Takopi Architecture
Source analysis of takopi. Telegram bot dispatching coding agents to repos via Python plugin overlay.
Key Insights
- Plugin overlay pattern: 222 custom lines via Python entry points extend upstream banteg/takopi (~20K installed) without forking - maintains compatibility while adding behavior
- Auto-discovery: Shell script scans filesystem and generates TOML dynamically - zero-config project addition via convention
- Graceful restart via exit(0): /reload exits cleanly, supervisor restarts, entrypoint re-scans - no complex state serialization
- Minimal code surface: Delegates complexity to upstream, only adds routing layer - minimizes maintenance burden
- Container-to-host bridge: /refresh uses dbus to trigger systemd from inside container - bridges bot with host infrastructure
What's Shocking
- 222 lines of custom code on top of 20K upstream: This entire deployment is 4 Python plugins and a 27-line shell script. Everything else -- LLM integration, transport, routing -- is
pip install takopi. You own almost nothing, and that's the point.

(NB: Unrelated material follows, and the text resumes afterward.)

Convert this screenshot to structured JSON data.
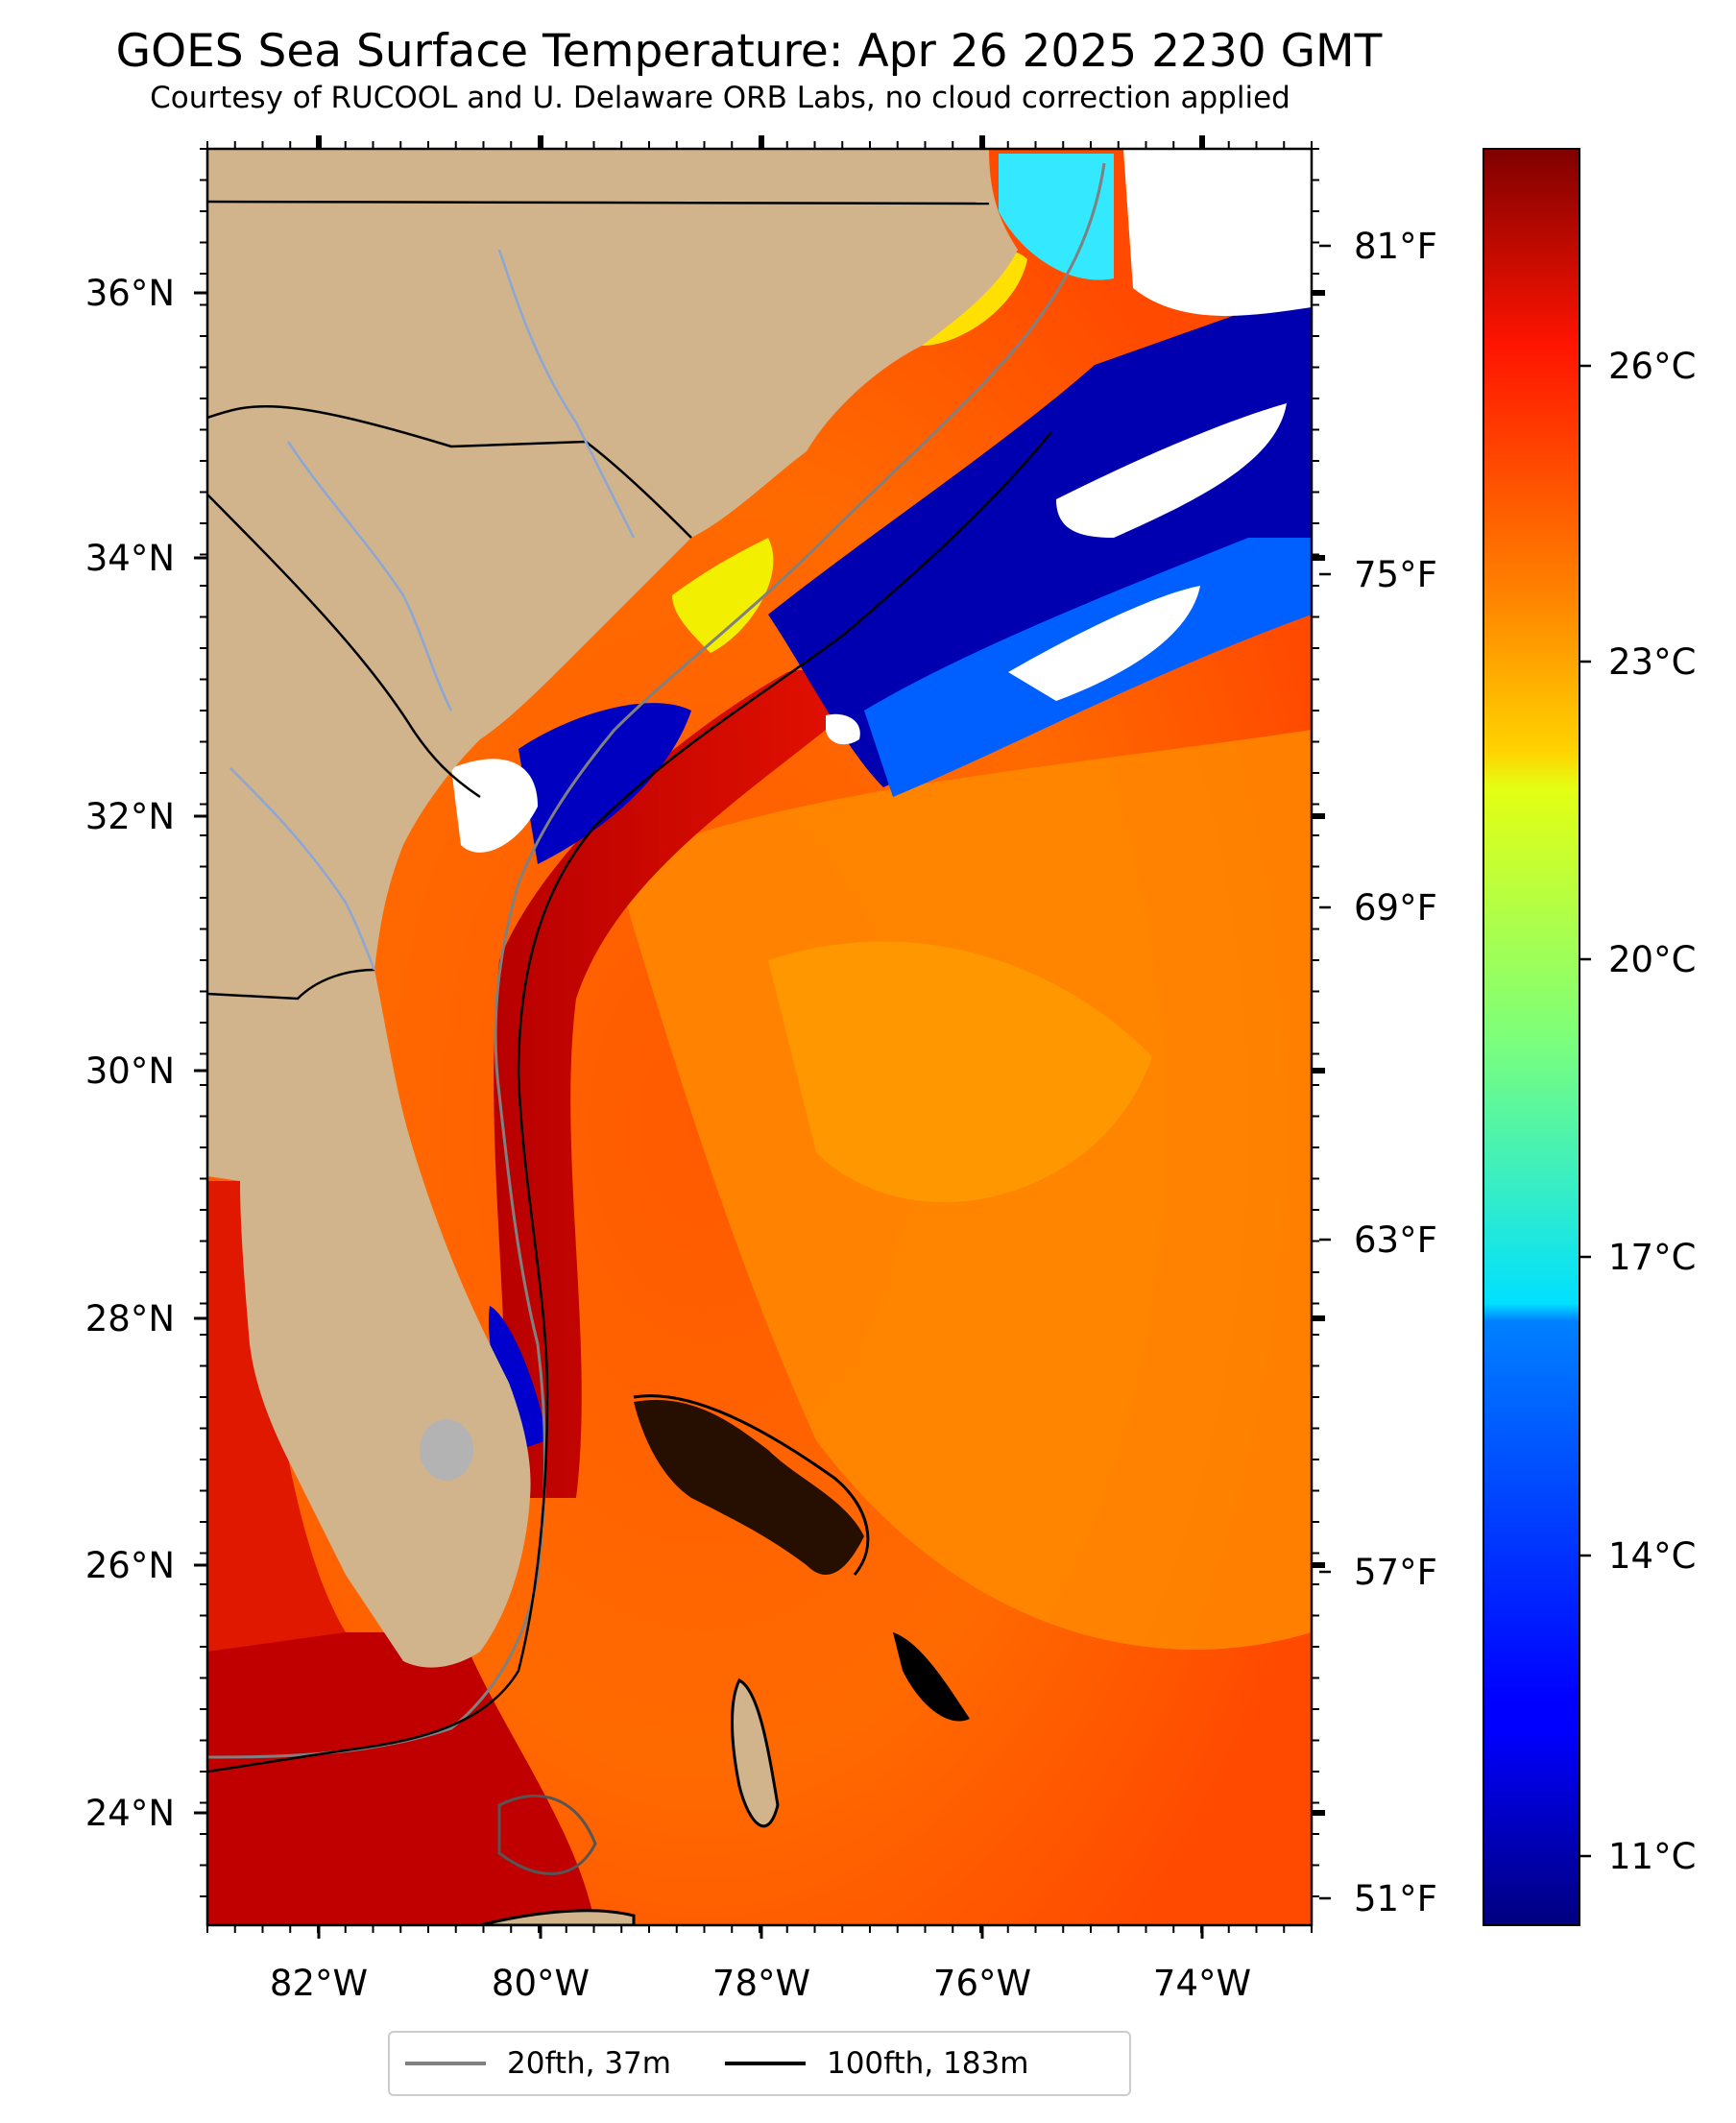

- The plugin overlay pattern: Python entry points (
pluggy) extend upstream without forking it. Upstream updates apply cleanly. No fork maintenance, no merge conflicts, no divergence.
- Auto-discovery at startup: The entrypoint script scans a filesystem directory and generates TOML config dynamically. Adding a project = creating a directory. Zero-config project addition via pure convention.
- Graceful restart via exit(0):
/reload calls sys.exit(0). The container supervisor restarts, the entrypoint re-scans projects, and takopi starts fresh. No state serialization, no persistence layer, no complexity.
- Container-to-host bridge via dbus:
/refresh uses dbus to tell the host's systemd to restart a service -- from inside a container. Bridges the bot with host infrastructure without exposing the host.